Produce aethetically pleasing graphs to summarize engagement data.

What we learned

How to apply facial recognition technology on live and recorded videos.
Working with cv2 library to handle and manupilate videos.
Learnt how to use Google Speech API as a tool for analysing speech engagement, which meant learning how to work with new libraries such as SpeechRecognition, PyAudio and PyDub.
Using GitHub for version control and team collaboration.

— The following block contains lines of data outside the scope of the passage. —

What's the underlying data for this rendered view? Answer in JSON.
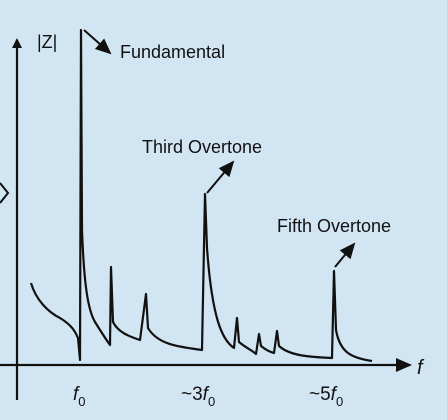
{
  "colors": {
    "background": "#d2e5f2",
    "ink": "#111111"
  },
  "axes": {
    "y_label": "|Z|",
    "x_label": "f"
  },
  "annotations": {
    "fundamental": "Fundamental",
    "third_overtone": "Third Overtone",
    "fifth_overtone": "Fifth Overtone"
  },
  "ticks": {
    "f0": {
      "prefix": "",
      "base": "f",
      "sub": "0"
    },
    "f3": {
      "prefix": "~3",
      "base": "f",
      "sub": "0"
    },
    "f5": {
      "prefix": "~5",
      "base": "f",
      "sub": "0"
    }
  }
}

What's next for YesProf!:Novel-Based Approach to Facilitate Virtual Learning

Improve on certain bugs in code, such as the model detecting the face on Sense's profile picture in demo and marking its attendance.
Learn how to integrate this as an advanced feature on video conferencing platforms.
Improve on existing features, i.e. interface to set custom late time mark, show a statistical report of average contributions, create a calculator with custom inputs to help calculate grades for student engagement
Add more features that we think could be useful in facilitating virtual learning, particularly through video conferencing.